Nothing will ever change if we keep quiet
In the midst of all this, waiters joined a union. Julia and a colleague were the most visibly unionised, and encouraged others to organise. “The whole thing makes me a fighter.”
After all the furore and adverse attention, it appears nothing much has changed with the Ivy “model”; when we asked again this week, it confirmed “the optional, discretionary 12.5 per cent service charge is shared with all staff (except management)”. When asked to clarify if it was still shared by being put into a “tronc” to top up minimum wages to contracted hourly rates, the Ivy declined to comment further.
Now few people tip at the Ivy because they pay service charges instead.
While the Ivy and many other restaurants haven’t changed much, a lot has happened otherwise. Independents4Change TD Joan Collins took on the issue and has been highlighting it for months, organising, with Communities Against Low Pay, regular protests outside the Ivy.
Sinn Féin Senator Paul Gavan’s Private Members’ Bill to give hospitality workers a legal right to their tips and service charges has had cross-party support and passed second stage in the Dáil, though Minister for Employment Affairs Regina Doherty’s use of the “money message” provision seems aimed to kill the legislation.
Marciniak and a colleague have met Doherty. Instead of the Private Members’ Bill, the minister proposes to amend the Payment of Wages Act to prevent the use of “tips and gratuities” to pay wages, and force outlets to display how tips are distributed. Doherty’s plan appears not to give staff an explicit legal right to tips. Crucially, it excludes service charges, which restaurants would still be able to keep.
“She appeared really concerned and empathetic to our situation,” says Marciniak of her meeting with Doherty. “[But] to be honest, straight away I thought that is simply not enough, but I was not really in position to say anything – we asked her for help and can’t exactly say your idea of preventing tip theft is s**t.”

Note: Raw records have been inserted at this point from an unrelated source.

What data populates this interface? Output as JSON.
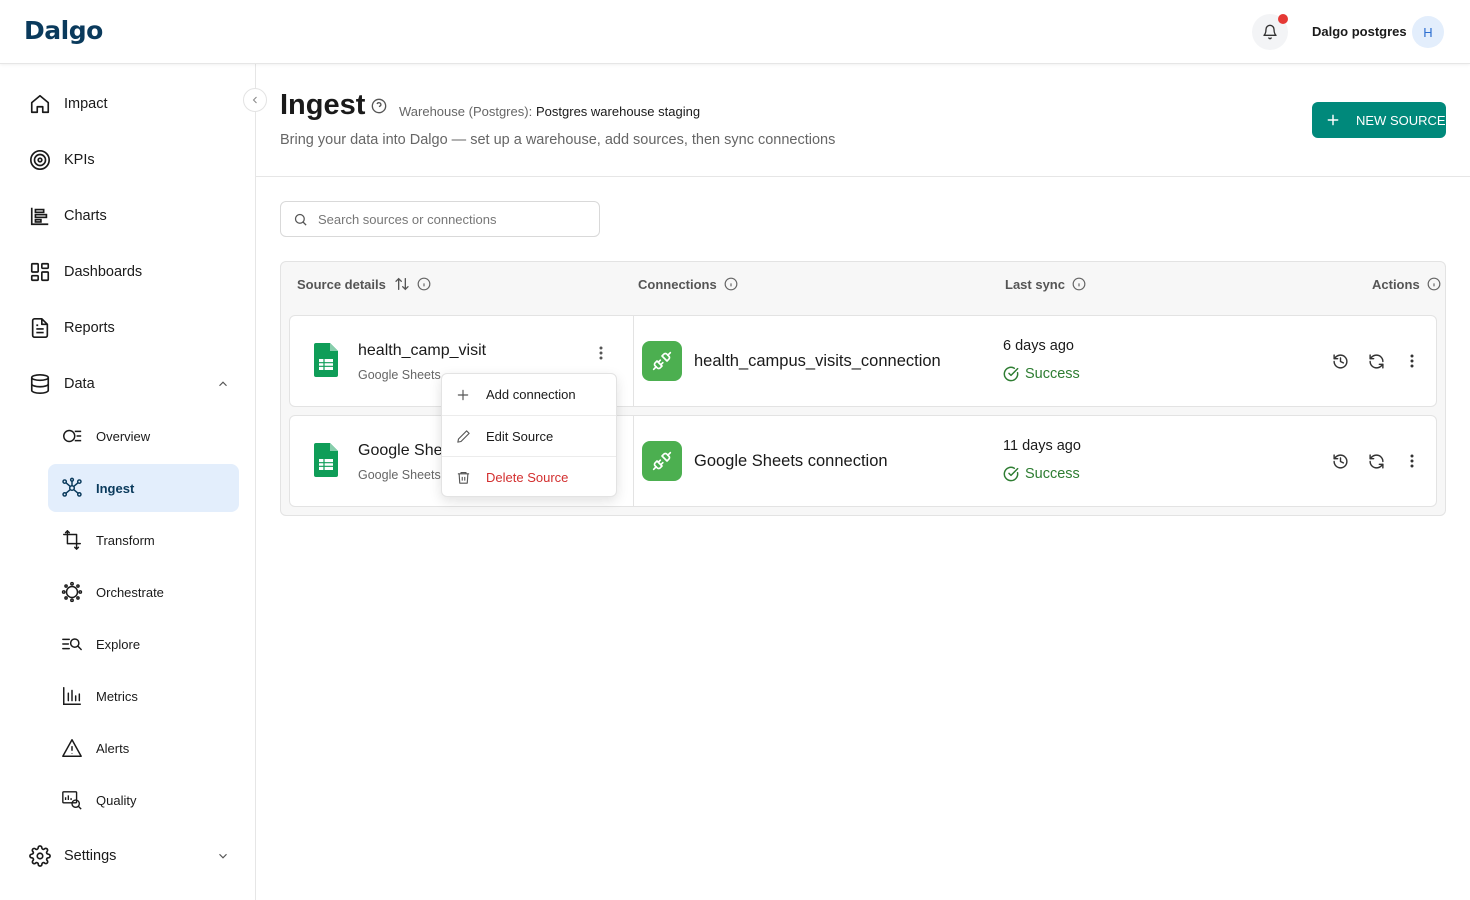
{
  "app": {
    "logo": "Dalgo",
    "username": "Dalgo postgres",
    "avatar_initial": "H"
  },
  "sidebar": {
    "items": [
      {
        "label": "Impact",
        "icon": "home-icon"
      },
      {
        "label": "KPIs",
        "icon": "target-icon"
      },
      {
        "label": "Charts",
        "icon": "chart-icon"
      },
      {
        "label": "Dashboards",
        "icon": "dashboard-icon"
      },
      {
        "label": "Reports",
        "icon": "report-icon"
      },
      {
        "label": "Data",
        "icon": "database-icon",
        "expanded": true
      }
    ],
    "sub_items": [
      {
        "label": "Overview",
        "icon": "overview-icon"
      },
      {
        "label": "Ingest",
        "icon": "ingest-icon",
        "active": true
      },
      {
        "label": "Transform",
        "icon": "transform-icon"
      },
      {
        "label": "Orchestrate",
        "icon": "orchestrate-icon"
      },
      {
        "label": "Explore",
        "icon": "explore-icon"
      },
      {
        "label": "Metrics",
        "icon": "metrics-icon"
      },
      {
        "label": "Alerts",
        "icon": "alert-icon"
      },
      {
        "label": "Quality",
        "icon": "quality-icon"
      }
    ],
    "settings": {
      "label": "Settings",
      "icon": "settings-icon"
    }
  },
  "header": {
    "title": "Ingest",
    "warehouse_label": "Warehouse (Postgres):",
    "warehouse_value": "Postgres warehouse staging",
    "subtitle": "Bring your data into Dalgo — set up a warehouse, add sources, then sync connections",
    "new_source_label": "NEW SOURCE"
  },
  "search": {
    "placeholder": "Search sources or connections",
    "value": ""
  },
  "table": {
    "columns": [
      "Source details",
      "Connections",
      "Last sync",
      "Actions"
    ],
    "rows": [
      {
        "source_name": "health_camp_visit",
        "source_type": "Google Sheets",
        "connection": "health_campus_visits_connection",
        "last_sync": "6 days ago",
        "status": "Success"
      },
      {
        "source_name": "Google She",
        "source_type": "Google Sheets",
        "connection": "Google Sheets connection",
        "last_sync": "11 days ago",
        "status": "Success"
      }
    ]
  },
  "menu": {
    "items": [
      {
        "label": "Add connection",
        "icon": "plus-icon"
      },
      {
        "label": "Edit Source",
        "icon": "pencil-icon"
      },
      {
        "label": "Delete Source",
        "icon": "trash-icon"
      }
    ]
  },
  "colors": {
    "accent": "#00897b",
    "success": "#2e7d32",
    "danger": "#d32f2f",
    "active_bg": "#e3eefc",
    "connector_green": "#4caf50"
  }
}
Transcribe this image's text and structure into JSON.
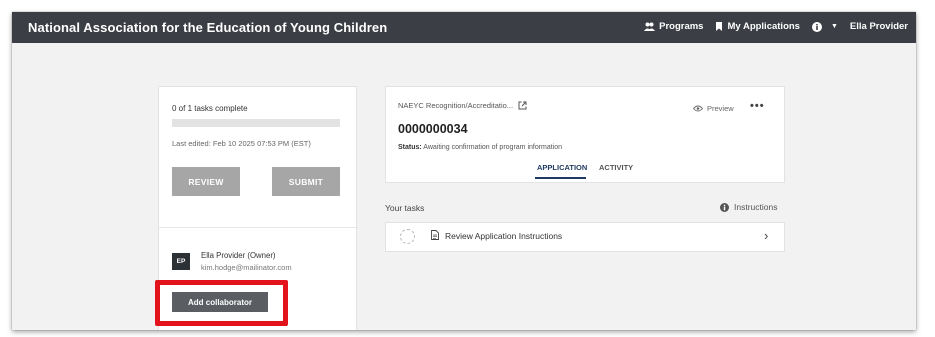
{
  "header": {
    "app_title": "National Association for the Education of Young Children",
    "nav": [
      {
        "label": "Programs",
        "icon": "users-icon"
      },
      {
        "label": "My Applications",
        "icon": "bookmark-icon"
      },
      {
        "label": "",
        "icon": "info-icon"
      },
      {
        "label": "Ella Provider",
        "icon": ""
      }
    ]
  },
  "progress_panel": {
    "tasks_complete": "0 of 1 tasks complete",
    "progress_fraction": 0,
    "last_edited": "Last edited: Feb 10 2025 07:53 PM (EST)",
    "review_label": "REVIEW",
    "submit_label": "SUBMIT"
  },
  "collaborators": {
    "avatar_initials": "EP",
    "owner_name": "Ella Provider (Owner)",
    "owner_email": "kim.hodge@mailinator.com",
    "add_label": "Add collaborator"
  },
  "application": {
    "program": "NAEYC Recognition/Accreditatio...",
    "preview_label": "Preview",
    "more_label": "•••",
    "number": "0000000034",
    "status_label": "Status:",
    "status_value": "Awaiting confirmation of program information",
    "tabs": [
      "APPLICATION",
      "ACTIVITY"
    ],
    "active_tab": "APPLICATION"
  },
  "tasks": {
    "heading": "Your tasks",
    "instructions_label": "Instructions",
    "items": [
      {
        "label": "Review Application Instructions"
      }
    ]
  },
  "colors": {
    "topbar": "#3b3e44",
    "highlight": "#e2131a",
    "accent": "#1f3a5f"
  }
}
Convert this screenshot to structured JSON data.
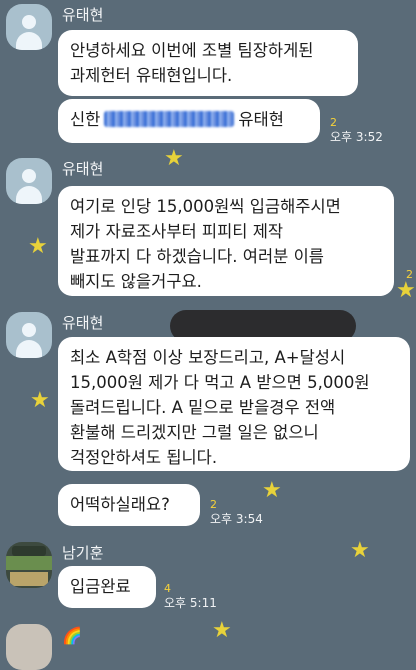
{
  "chat": {
    "messages": [
      {
        "sender": "유태현",
        "lines": [
          "안녕하세요 이번에 조별 팀장하게된",
          "과제헌터 유태현입니다."
        ]
      },
      {
        "lines_prefix": "신한",
        "lines_suffix": "유태현",
        "unread": "2",
        "time": "오후 3:52"
      },
      {
        "sender": "유태현",
        "lines": [
          "여기로 인당 15,000원씩 입금해주시면",
          "제가 자료조사부터 피피티 제작",
          "발표까지 다 하겠습니다. 여러분 이름",
          "빼지도 않을거구요."
        ],
        "unread": "2"
      },
      {
        "sender": "유태현",
        "lines": [
          "최소 A학점 이상 보장드리고, A+달성시",
          "15,000원 제가 다 먹고 A 받으면 5,000원",
          "돌려드립니다. A 밑으로 받을경우 전액",
          "환불해 드리겠지만 그럴 일은 없으니",
          "걱정안하셔도 됩니다."
        ]
      },
      {
        "lines": [
          "어떡하실래요?"
        ],
        "unread": "2",
        "time": "오후 3:54"
      },
      {
        "sender": "남기훈",
        "lines": [
          "입금완료"
        ],
        "unread": "4",
        "time": "오후 5:11"
      }
    ]
  },
  "colors": {
    "background": "#5a6b78",
    "bubble": "#ffffff",
    "unread": "#f6d23a"
  },
  "icons": [
    "default-avatar-icon",
    "photo-avatar-icon",
    "star-icon",
    "rainbow-icon"
  ]
}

Marciniak is dismayed. “Instead of real laws she will stop the Bill and put up stickers [notices about tips]. I was extremely disappointed with her going against workers and against democracy. I expect her regulation to be very weak.”
In response to the tips furore, the Restaurants Association of Ireland distributed purple notices for restaurants to display: “All tips and gratuities are distributed to staff.” It does not say this is on top of wages.
Marciniak is scathing. “The purple sticker is a joke. Many places that don’t work out tips fairly put it on the door. It’s a sticker, it means nothing. We don’t need stickers, we need a law. With stickers there is no control over tips, the only benefit is for owners to look good.”
Marciniak sees her future here, and wants to apply for an Irish passport. She feels much more supported with the backing and legal advice of her union. She’s happy with how tips are distributed where she works now, in the Quays restaurant in Temple Bar (it’s very busy and the tips are not as much as the Ivy’s service charges – but she does get them).
She hopes to “contribute to changes in hospitality. It is getting so much attention from [the] public, it can make a difference. We need to get together, unionise, to address problems we face every day. Unions and others are there to help us! We need to know our rights and force employers to respect them.
“I wish people to see my story as a positive. I face the situation with my head up, and actually, my voice matters and people want to listen. Nothing will ever change if we keep quiet.”